H. Comte, « La réforme du système documentaire des universités », op. cit., p. 385-387.

705.

« Fonctions de direction dans les bibliothèques et services relevant de la D.B.M.I.S.T. », Bulletin des bibliothèques de France, t. 30, n° 5, 1985, p. 440-441.

706.

« Si, sur ces bases, la fonction documentaire était réellement prise en compte dans toute son étendue, et réorganisée au sein de l’université, il n’y aurait pas d’obstacle à ce que, au terme d’une période transitoire, l’Etat alloue à l’université une dotation globale pour cette fonction. » Les Bibliothèques en France, rapport au Premier ministre établi en juillet 1981..., op. cit., p. 58. Le contexte permet de comprendre que cette dotation globale aurait été relative à la seule fonction de documentation, son caractère global résultant du fait qu’elle devait correspondre à la fois aux besoins de la « bibliothèque centrale de l’université » et à ceux des bibliothèques spécialisées.

707.

En 1980, le rapport des inspections générales avait proposé de transférer aux services administratifs des universités « outre l’entretien des locaux, la gestion de la dotation des emplois et des carrières, l’accomplissement des procédures d’acquisition et de renouvellement du matériel, l’engagement et la surveillance des travaux d’aménagement ». Rapport sur les bibliothèques et les centres de documentation des universités, op. cit., p. 146. En 1982, un autre rapport officiel avait affirmé que les bibliothèques universitaires constituaient « une structure ayant l’apparence d’un établissement dérogatoire au sein de l’université » parce qu’elles géraient elles-mêmes les dépenses relatives à l’entretien de leurs locaux.
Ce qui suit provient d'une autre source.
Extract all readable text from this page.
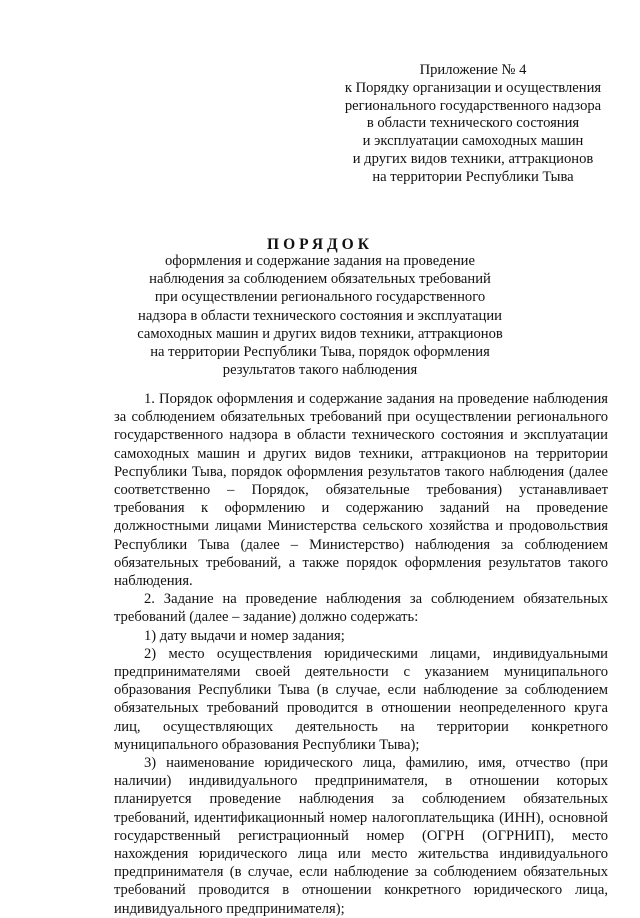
Приложение № 4
к Порядку организации и осуществления
регионального государственного надзора
в области технического состояния
и эксплуатации самоходных машин
и других видов техники, аттракционов
на территории Республики Тыва
ПОРЯДОК
оформления и содержание задания на проведение
наблюдения за соблюдением обязательных требований
при осуществлении регионального государственного
надзора в области технического состояния и эксплуатации
самоходных машин и других видов техники, аттракционов
на территории Республики Тыва, порядок оформления
результатов такого наблюдения

1. Порядок оформления и содержание задания на проведение наблюдения за соблюдением обязательных требований при осуществлении регионального государственного надзора в области технического состояния и эксплуатации самоходных машин и других видов техники, аттракционов на территории Республики Тыва, порядок оформления результатов такого наблюдения (далее соответственно – Порядок, обязательные требования) устанавливает требования к оформлению и содержанию заданий на проведение должностными лицами Министерства сельского хозяйства и продовольствия Республики Тыва (далее – Министерство) наблюдения за соблюдением обязательных требований, а также порядок оформления результатов такого наблюдения.

2. Задание на проведение наблюдения за соблюдением обязательных требований (далее – задание) должно содержать:

1) дату выдачи и номер задания;

2) место осуществления юридическими лицами, индивидуальными предпринимателями своей деятельности с указанием муниципального образования Республики Тыва (в случае, если наблюдение за соблюдением обязательных требований проводится в отношении неопределенного круга лиц, осуществляющих деятельность на территории конкретного муниципального образования Республики Тыва);

3) наименование юридического лица, фамилию, имя, отчество (при наличии) индивидуального предпринимателя, в отношении которых планируется проведение наблюдения за соблюдением обязательных требований, идентификационный номер налогоплательщика (ИНН), основной государственный регистрационный номер (ОГРН (ОГРНИП), место нахождения юридического лица или место жительства индивидуального предпринимателя (в случае, если наблюдение за соблюдением обязательных требований проводится в отношении конкретного юридического лица, индивидуального предпринимателя);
Les Bibliothèques en France, rapport au Premier ministre établi en juillet 1981..., op. cit., p. 57. On peut se demander en quoi la situation était fondamentalement différente lorsque des dépenses de caractère non-documentaire (matériel, fournitures, courrier, téléphone...) continuaient à être gérées à l’intérieur des services communs de la documentation. Il semble qu’en précisant que des personnels administratifs pouvaient être affectés dans les services communs de la documentation, le décret du 4 juillet 1985 ait en quelque sorte entériné cet usage, dont le caractère rationnel n’est cependant pas établi.